# Bugatti engine



## mgbrv8 (Aug 31, 2011)

Dose anyone have plans for a old bugatti engine? Or know were to find them

Dave


----------



## stevehuckss396 (Aug 31, 2011)

mgbrv8  said:
			
		

> Dose anyone have plans for a old bugatti engine? Or know were to find them
> 
> Dave




I have a 1/4 scale 50T about 3/4 of the way done. Now that I have been building engines for a while I'm not very proud of the engineering. If you want a place to start you could build on the plans. Knowing what I know now, I would'nt build to what I have.

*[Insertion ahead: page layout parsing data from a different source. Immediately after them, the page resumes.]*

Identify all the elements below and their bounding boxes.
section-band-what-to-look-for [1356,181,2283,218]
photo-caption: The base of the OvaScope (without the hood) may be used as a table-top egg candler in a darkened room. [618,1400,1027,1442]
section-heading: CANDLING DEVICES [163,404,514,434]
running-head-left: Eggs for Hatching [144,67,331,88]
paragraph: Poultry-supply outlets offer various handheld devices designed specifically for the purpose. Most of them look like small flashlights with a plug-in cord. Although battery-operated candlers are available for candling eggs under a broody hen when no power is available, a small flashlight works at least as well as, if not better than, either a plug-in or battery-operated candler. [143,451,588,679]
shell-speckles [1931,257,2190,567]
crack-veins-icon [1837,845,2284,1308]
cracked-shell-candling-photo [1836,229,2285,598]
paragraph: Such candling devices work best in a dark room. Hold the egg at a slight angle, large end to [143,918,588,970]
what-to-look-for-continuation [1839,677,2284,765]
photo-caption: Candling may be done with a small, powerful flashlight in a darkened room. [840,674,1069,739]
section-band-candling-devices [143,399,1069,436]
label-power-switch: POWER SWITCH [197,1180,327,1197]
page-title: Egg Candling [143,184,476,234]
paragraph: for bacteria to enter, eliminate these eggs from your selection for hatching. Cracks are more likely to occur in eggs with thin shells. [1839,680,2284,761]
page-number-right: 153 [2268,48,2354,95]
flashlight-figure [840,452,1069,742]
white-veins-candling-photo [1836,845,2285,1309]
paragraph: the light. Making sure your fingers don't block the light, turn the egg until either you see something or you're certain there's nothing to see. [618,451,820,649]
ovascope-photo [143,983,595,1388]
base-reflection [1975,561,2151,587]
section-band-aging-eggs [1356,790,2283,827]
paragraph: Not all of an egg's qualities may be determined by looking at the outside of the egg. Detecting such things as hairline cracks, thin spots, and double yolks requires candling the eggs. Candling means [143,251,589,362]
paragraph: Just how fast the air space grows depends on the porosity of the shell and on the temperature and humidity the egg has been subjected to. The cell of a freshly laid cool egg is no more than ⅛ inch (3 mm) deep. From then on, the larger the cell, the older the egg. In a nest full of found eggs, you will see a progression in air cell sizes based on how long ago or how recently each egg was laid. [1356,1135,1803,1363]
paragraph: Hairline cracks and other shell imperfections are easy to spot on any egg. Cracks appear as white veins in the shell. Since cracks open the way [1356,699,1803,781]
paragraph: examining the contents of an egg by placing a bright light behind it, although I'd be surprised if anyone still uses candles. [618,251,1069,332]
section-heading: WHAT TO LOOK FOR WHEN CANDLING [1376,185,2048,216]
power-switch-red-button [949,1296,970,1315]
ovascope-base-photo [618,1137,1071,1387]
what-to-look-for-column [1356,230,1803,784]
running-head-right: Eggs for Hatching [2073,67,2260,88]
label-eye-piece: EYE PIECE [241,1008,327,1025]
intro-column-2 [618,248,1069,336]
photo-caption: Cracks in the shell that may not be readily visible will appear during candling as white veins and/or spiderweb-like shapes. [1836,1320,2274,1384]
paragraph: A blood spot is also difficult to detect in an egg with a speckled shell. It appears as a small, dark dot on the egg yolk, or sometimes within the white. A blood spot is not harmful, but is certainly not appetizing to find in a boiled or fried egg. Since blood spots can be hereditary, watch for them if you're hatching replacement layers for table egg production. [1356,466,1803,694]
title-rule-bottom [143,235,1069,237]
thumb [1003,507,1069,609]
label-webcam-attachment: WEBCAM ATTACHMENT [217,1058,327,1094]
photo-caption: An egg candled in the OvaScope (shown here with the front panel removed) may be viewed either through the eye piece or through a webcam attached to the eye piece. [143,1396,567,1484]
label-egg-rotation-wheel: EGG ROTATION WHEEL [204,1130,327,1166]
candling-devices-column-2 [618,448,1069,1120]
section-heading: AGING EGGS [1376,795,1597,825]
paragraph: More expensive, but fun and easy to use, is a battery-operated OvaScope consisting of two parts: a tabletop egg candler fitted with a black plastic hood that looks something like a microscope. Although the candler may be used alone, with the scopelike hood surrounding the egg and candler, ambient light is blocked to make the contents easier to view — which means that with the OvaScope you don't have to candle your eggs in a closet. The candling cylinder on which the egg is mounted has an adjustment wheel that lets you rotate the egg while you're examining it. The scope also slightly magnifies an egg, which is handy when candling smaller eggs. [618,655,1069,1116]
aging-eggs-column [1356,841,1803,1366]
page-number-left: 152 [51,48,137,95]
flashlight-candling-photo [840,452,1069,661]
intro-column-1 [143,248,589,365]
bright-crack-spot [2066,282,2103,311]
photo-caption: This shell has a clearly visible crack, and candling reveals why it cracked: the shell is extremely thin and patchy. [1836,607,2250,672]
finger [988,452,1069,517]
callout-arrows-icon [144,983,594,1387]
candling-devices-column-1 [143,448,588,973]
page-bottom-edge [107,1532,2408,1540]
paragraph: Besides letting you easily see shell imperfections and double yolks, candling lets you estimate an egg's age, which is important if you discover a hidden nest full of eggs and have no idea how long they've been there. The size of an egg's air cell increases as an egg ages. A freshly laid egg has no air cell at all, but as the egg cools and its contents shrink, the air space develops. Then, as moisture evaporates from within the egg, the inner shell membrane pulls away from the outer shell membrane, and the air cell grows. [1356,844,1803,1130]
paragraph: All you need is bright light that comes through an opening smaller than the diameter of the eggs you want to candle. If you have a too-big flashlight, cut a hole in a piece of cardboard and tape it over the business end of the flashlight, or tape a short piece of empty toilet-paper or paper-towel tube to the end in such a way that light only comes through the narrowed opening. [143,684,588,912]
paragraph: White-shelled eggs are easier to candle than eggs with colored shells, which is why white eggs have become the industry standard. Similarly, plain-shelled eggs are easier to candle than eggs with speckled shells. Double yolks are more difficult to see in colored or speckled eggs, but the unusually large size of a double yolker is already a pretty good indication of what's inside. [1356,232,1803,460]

http://www.homemodelenginemachinist.com/index.php?topic=8151.0


----------



## mgbrv8 (Aug 31, 2011)

were would you look for plans or original drawings?

Dave


----------



## stevehuckss396 (Aug 31, 2011)

mgbrv8  said:
			
		

> were would you look for plans or original drawings?
> 
> Dave



An organization called "The Bugatti Trust" has possession of tens of thousands of the original drawings. They require a copying fee of $5 a sheet. The T50 had 400 drawings to complete the engine alone.


----------



## mgbrv8 (Sep 1, 2011)

Well that puts a damper on things.

Dave


----------



## stevehuckss396 (Sep 1, 2011)

mgbrv8  said:
			
		

> Well that puts a damper on things.
> 
> Dave




I thought the same thing. If you want my drawings all the basic dimensions are correct. I reworked them about 2 years ago. The basics are solid. I might make changes like pressurized oil system. I would loose the belt in the fromt and go gears so I could also drive the water pump and blower. One piece crankshaft.


----------



## mgbrv8 (Sep 1, 2011)

I will send you a PM with my email address

Dave


----------